Yes, this allows Application 1 and 2 to collude and determine that
user-Application-1 is probably user-Application-2, since they both
share the public key, but that's done at the user's choice. (As it
stands, the applications can probably already collude based on either
username+password+ip matching, or by simply looking at the user's
email address, but that's a different story). In this case, even
though both origins requested origin-specific keys, the user provides
an origin-authorized key.

That may seem like a contrived example ("The user already had the key,
therefore it's different") - but I think it's also possible that this
high-security key was generated *by the user* when some OTHER
application (Application 3) was requesting a key - perhaps even an
origin-specific one!. At the time of generation, the user configured
all of these high-security options, which is how that key came into
being.

While I can certainly understand dialog fatigue, and again, I'm making
no commitment one way or the other with regards to UI, I'm trying to
leave this API sufficiently flexible that such implementation-specific
behaviours or features are not forbidden or impossible.

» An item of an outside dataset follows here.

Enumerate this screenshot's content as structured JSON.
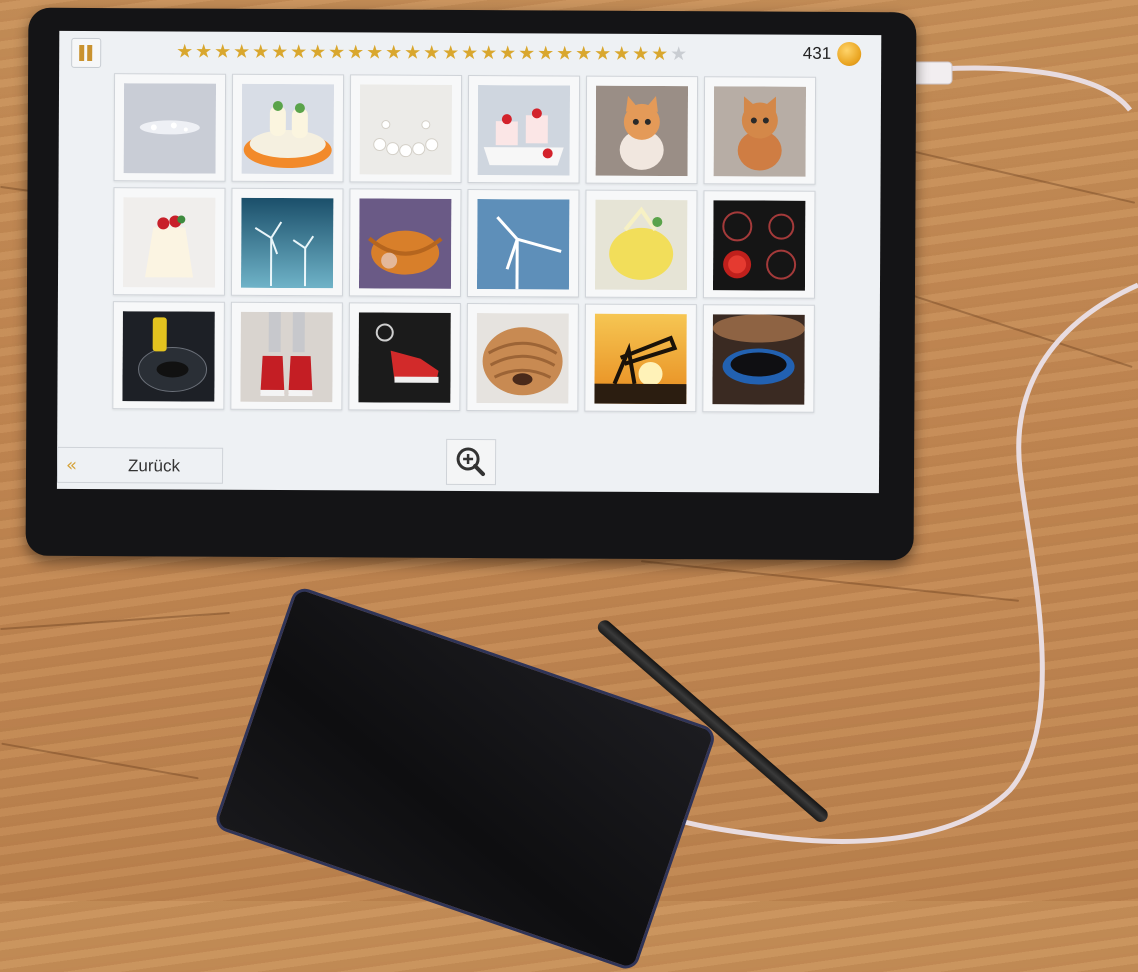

What you describe is a pretty sophisticated user who (presumably) understands or has been warned of the dangers of sharing keys this way.

I wonder if we can come up with some other definition of origin-specific that meets both our requirements ? There is still a significant difference in my mind between the case where the application does not intend the key to be re-used by other origins (I would say this is the more common case), and the case where it is really the intention that the key be re-used across origins (because it's tied to some federated identity scheme that allows the user to prove some form of identity to multiple applications).




Where I'm having trouble with is understanding if there are particular
_security benefits_ from making the distinction, or if the concern is
primarily related to UI? If the latter, then couldn't origin-specific
pre-provisioned keys be handled by implementations that support such
keys? eg: in the Netflix case, couldn't the Netflix User Agent simply
know that certain keys are origin-specific, and only expose them for
particular origins, and to do so without prompting? This avoids having
to spec the distinction, and leaves implementations the flexibility to
implement according to their underlying key storage mechanisms.


For the pre-provisioned keys, yes: we can just say that these must only be exposed to the netflix.com<http://netflix.com> origin.

But we'd like the generated session keys to have the same property and for user to suffer no more from their existence (in terms of privacy, control and confusing UIs) than they do today from site-specific cookies).

…Mark

Users and user agents can already configure prompting for
site-specific cookies. Thus I think the point of 'like cookies'
highlights my concern - that implementations, not applications, should
be in charge of security relevant decisions.

Yes, for the 99.9% of users, they never encounter these prompts.
That's equally my goal with this API. But I do not think preventing an
implementation, or a user, from implementing prompting and/or key
migration, is something this spec should do.


A specification cannot prevent implementors from providing whatever capabilities they like.

I'm asking for the possibility for the application to provide more information to the browser about the properties the application would like the key to have. Giving more information can only increase the options that browser implementors have.

For our specific use-case, we need both the pre-provisioned keys and temporary keys to have the same non-migratability properties. Of course we can't force anyone to implement these, but our application won't work, or will work differently, on browsers that don't provide this. It may even be that all desktop browsers enable migration of all kinds of keys. This is fine, but we should also support (non-desktop?) browsers that choose to do things differently.